Head over to our on-demand library to view periods from VB Rework 2023. Register Right here
At this time is a busy day of stories from Nvidia because the AI chief takes the wraps off a sequence of recent developments on the annual SIGGRAPH convention.
On the {hardware} entrance, one of many largest developments from the corporate is the announcement of a brand new model of the GH200 Grace Hopper platform, powered with next-generation HBM3e reminiscence expertise. The GH200 introduced right this moment is an replace to the prevailing GH200 chip introduced on the Computex present in Taiwan in Could.
“We introduced Grace Hopper not too long ago a number of months in the past, and right this moment we’re asserting that we’re going to offer it a lift,” Nvidia founder and CEO Jensen Huang mentioned throughout his keynote at SIGGRAPH.
What’s inside the brand new GH200
The Grace Hopper Superchip has been an enormous matter for Nvidia’s CEO since not less than 2021 when the corporate revealed preliminary particulars.
The Superchip relies on an Arm structure, which is extensively utilized in cellular gadgets and aggressive with x86-based silicon from Intel and AMD. Nvidia calls it a “superchip” because it combines the Arm-based Nvidia Grace CPU with the Hopper GPU structure.
With the brand new model of the GH200, the Grace Hopper Superchip will get a lift from the world’s quickest reminiscence: HBM3e. In response to Nvidia, the HBM3e reminiscence is as much as 50% quicker than the HBM3 expertise inside the present technology of the GH200.
Nvidia additionally claims that HBM3e reminiscence will permit the next-generation GH200 to run AI fashions 3.5 instances quicker than the present mannequin.
“We’re very enthusiastic about this new GH200. It’ll characteristic 141 gigabytes of HBM3e reminiscence,” Ian Buck, VP and normal supervisor, hyperscale and HPC at Nvidia, mentioned throughout a gathering with press and analysts. “HBM3e not solely will increase the capability and quantity of reminiscence connected to our GPUs, but additionally is far quicker.”
Sooner silicon means quicker, bigger AI software inference and coaching
Nvidia isn’t simply making quicker silicon, it’s additionally scaling it in a brand new server design.
Buck mentioned that Nvidia is creating a brand new dual-GH200-based Nvidia MGX server system that may combine two of the next-generation Grace Hopper Superchips. He defined that the brand new GH200 might be linked with NVLink, Nvidia’s interconnect expertise.
With NVLink within the new dual-GH200 server, each CPUs and GPUs within the system might be linked with a totally coherent reminiscence interconnect.

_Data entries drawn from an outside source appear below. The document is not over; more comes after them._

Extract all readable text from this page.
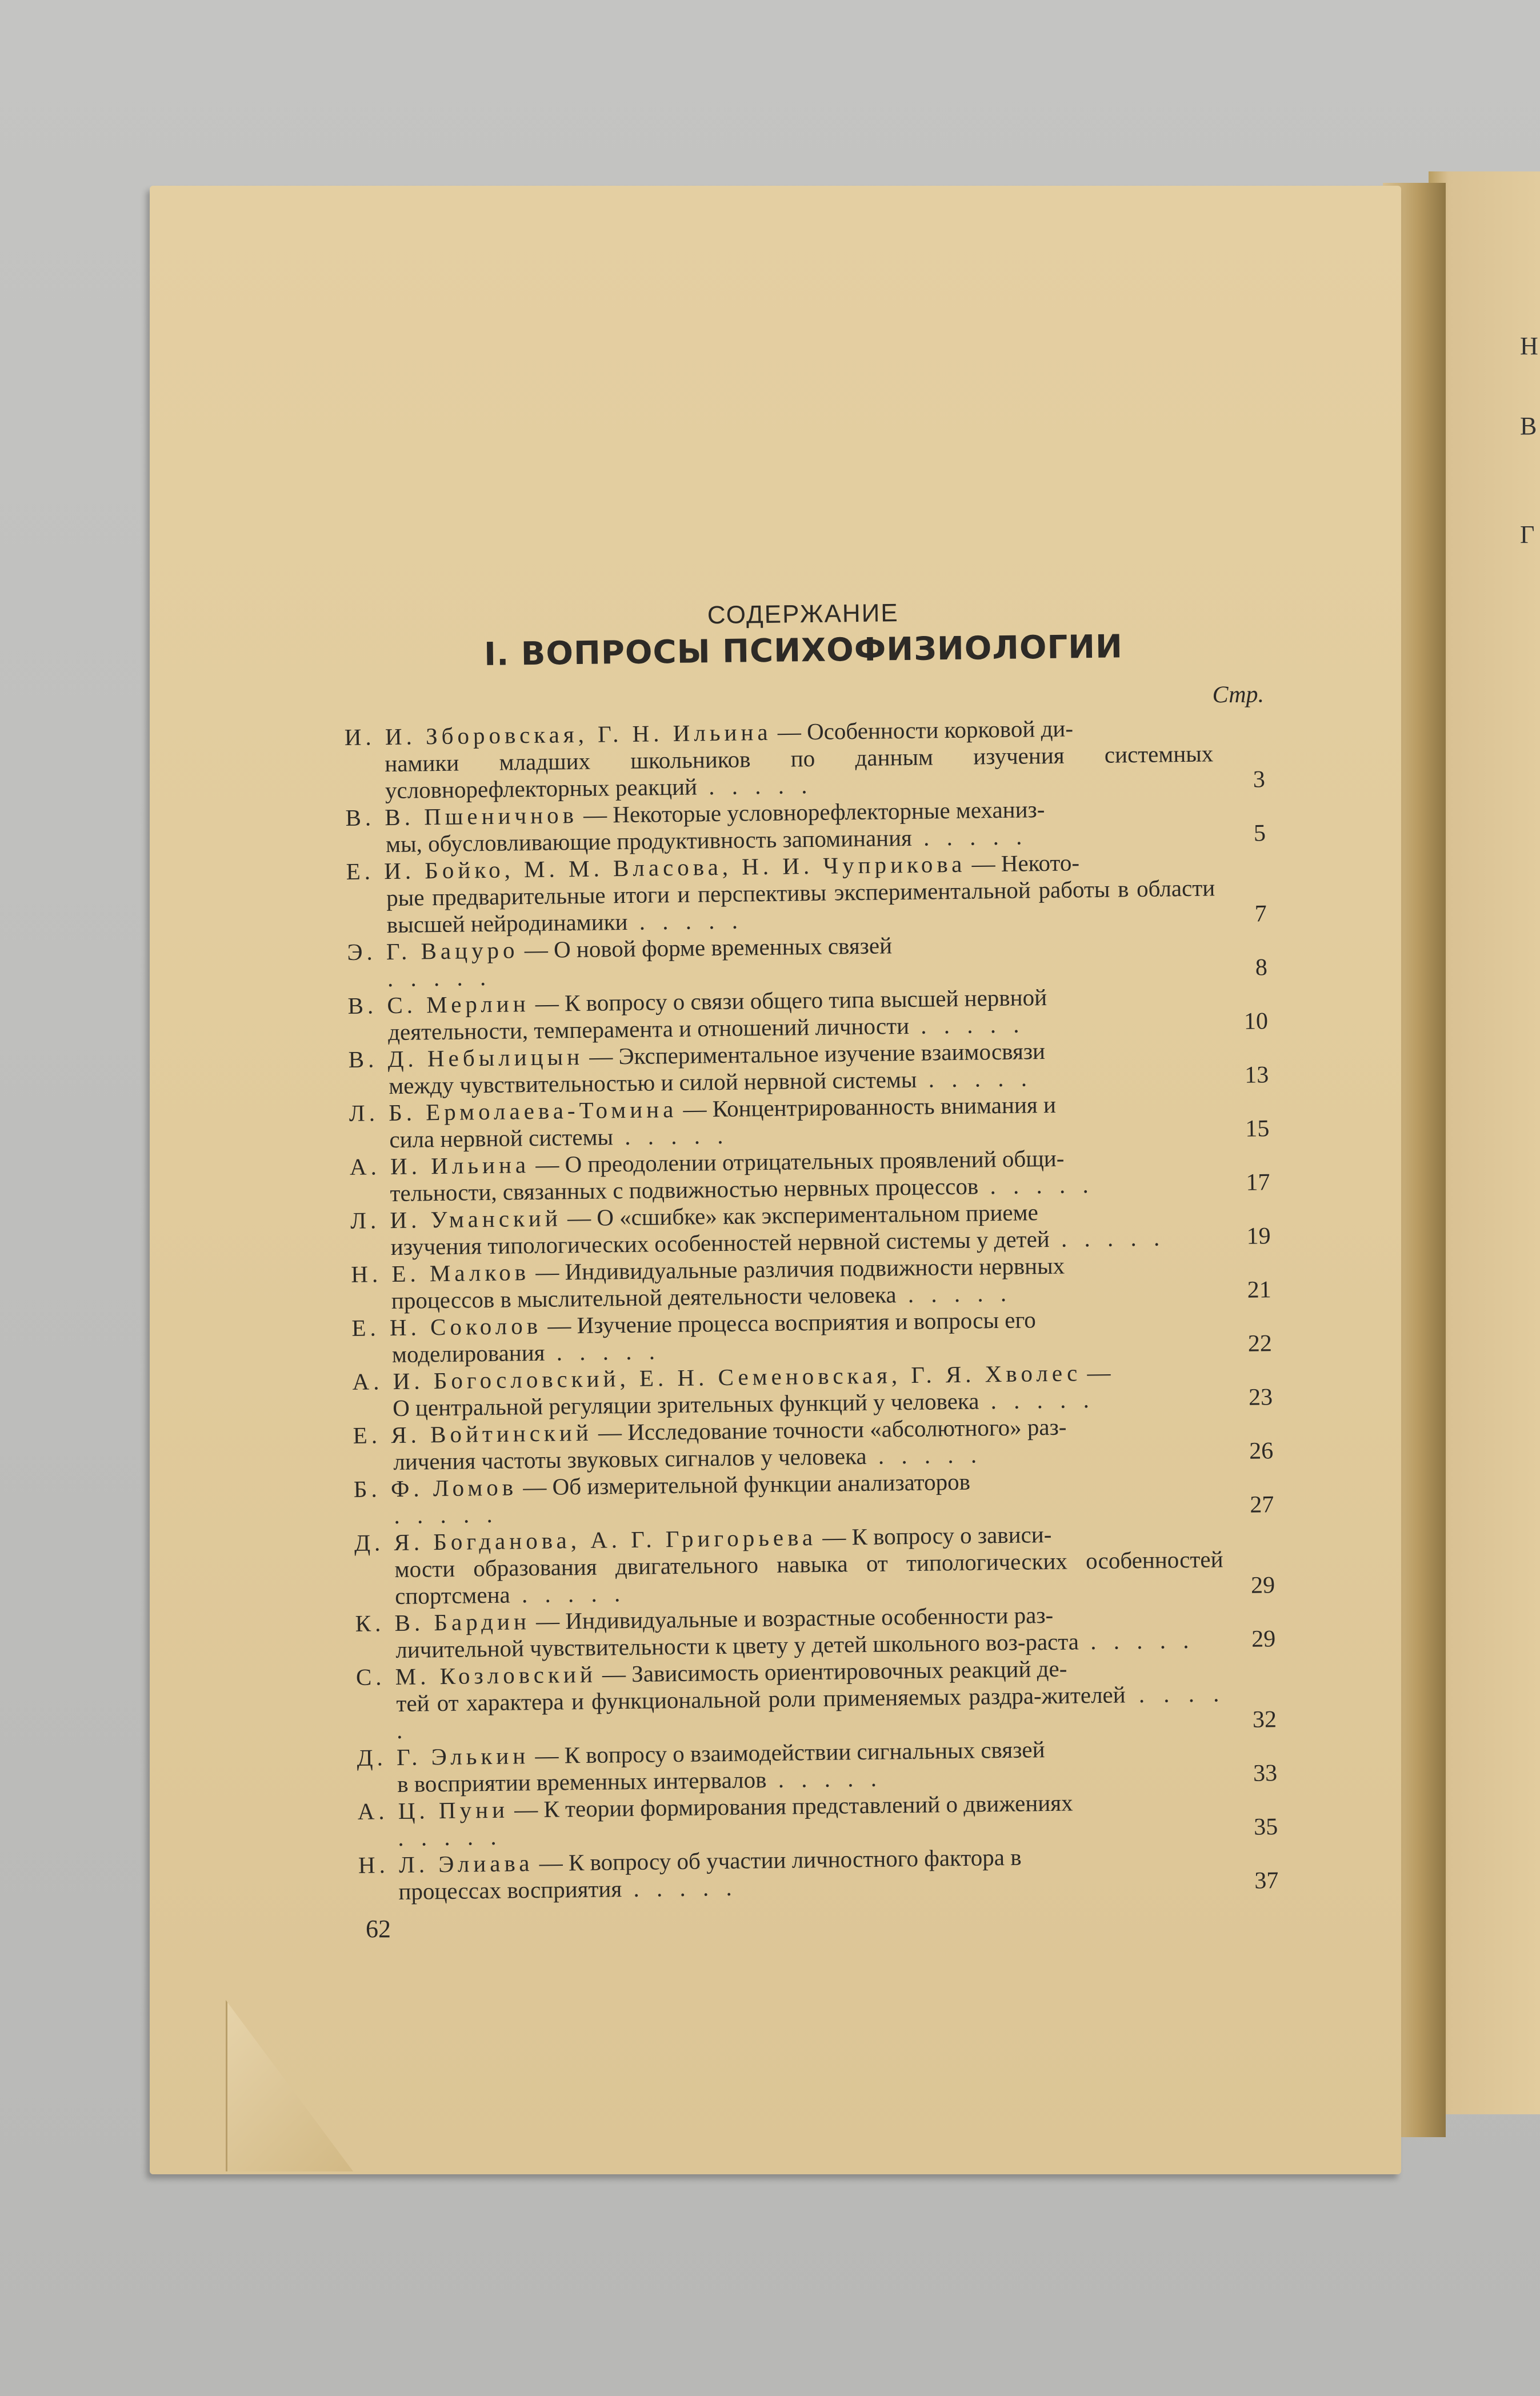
Н
В
Г
СОДЕРЖАНИЕ
I. ВОПРОСЫ ПСИХОФИЗИОЛОГИИ
Стр.
И. И. Зборовская, Г. Н. Ильина — Особенности корковой ди-
намики младших школьников по данным изучения системных условнорефлекторных реакций . . . . .	3
В. В. Пшеничнов — Некоторые условнорефлекторные механиз-
мы, обусловливающие продуктивность запоминания . . . . .	5
Е. И. Бойко, М. М. Власова, Н. И. Чуприкова — Некото-
рые предварительные итоги и перспективы экспериментальной работы в области высшей нейродинамики . . . . .	7
Э. Г. Вацуро — О новой форме временных связей
. . . . .	8
В. С. Мерлин — К вопросу о связи общего типа высшей нервной
деятельности, темперамента и отношений личности . . . . .	10
В. Д. Небылицын — Экспериментальное изучение взаимосвязи
между чувствительностью и силой нервной системы . . . . .	13
Л. Б. Ермолаева-Томина — Концентрированность внимания и
сила нервной системы . . . . .	15
А. И. Ильина — О преодолении отрицательных проявлений общи-
тельности, связанных с подвижностью нервных процессов . . . . .	17
Л. И. Уманский — О «сшибке» как экспериментальном приеме
изучения типологических особенностей нервной системы у детей . . . . .	19
Н. Е. Малков — Индивидуальные различия подвижности нервных
процессов в мыслительной деятельности человека . . . . .	21
Е. Н. Соколов — Изучение процесса восприятия и вопросы его
моделирования . . . . .	22
А. И. Богословский, Е. Н. Семеновская, Г. Я. Хволес —
О центральной регуляции зрительных функций у человека . . . . .	23
Е. Я. Войтинский — Исследование точности «абсолютного» раз-
личения частоты звуковых сигналов у человека . . . . .	26
Б. Ф. Ломов — Об измерительной функции анализаторов
. . . . .	27
Д. Я. Богданова, А. Г. Григорьева — К вопросу о зависи-
мости образования двигательного навыка от типологических особенностей спортсмена . . . . .	29
К. В. Бардин — Индивидуальные и возрастные особенности раз-
личительной чувствительности к цвету у детей школьного воз-раста . . . . .	29
С. М. Козловский — Зависимость ориентировочных реакций де-
тей от характера и функциональной роли применяемых раздра-жителей . . . . .	32
Д. Г. Элькин — К вопросу о взаимодействии сигнальных связей
в восприятии временных интервалов . . . . .	33
А. Ц. Пуни — К теории формирования представлений о движениях
. . . . .	35
Н. Л. Элиава — К вопросу об участии личностного фактора в
процессах восприятия . . . . .	37
62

“CPUs can see different CPUs’ reminiscence, GPUs can see different GPU reminiscence, and naturally the GPU can see CPU reminiscence,” Buck mentioned. “In consequence, the mixed supersized super-GPU can function as one, offering a mixed 144 Grace CPU cores over 8 petaflops of compute efficiency with 282 gigabytes of HBM3e reminiscence.”
Whereas the brand new Nvidia Grace Hopper Superchip is quick, it should take a little bit of time till it’s truly obtainable for manufacturing use circumstances. The following technology GH200 is anticipated to be obtainable within the second quarter of 2024.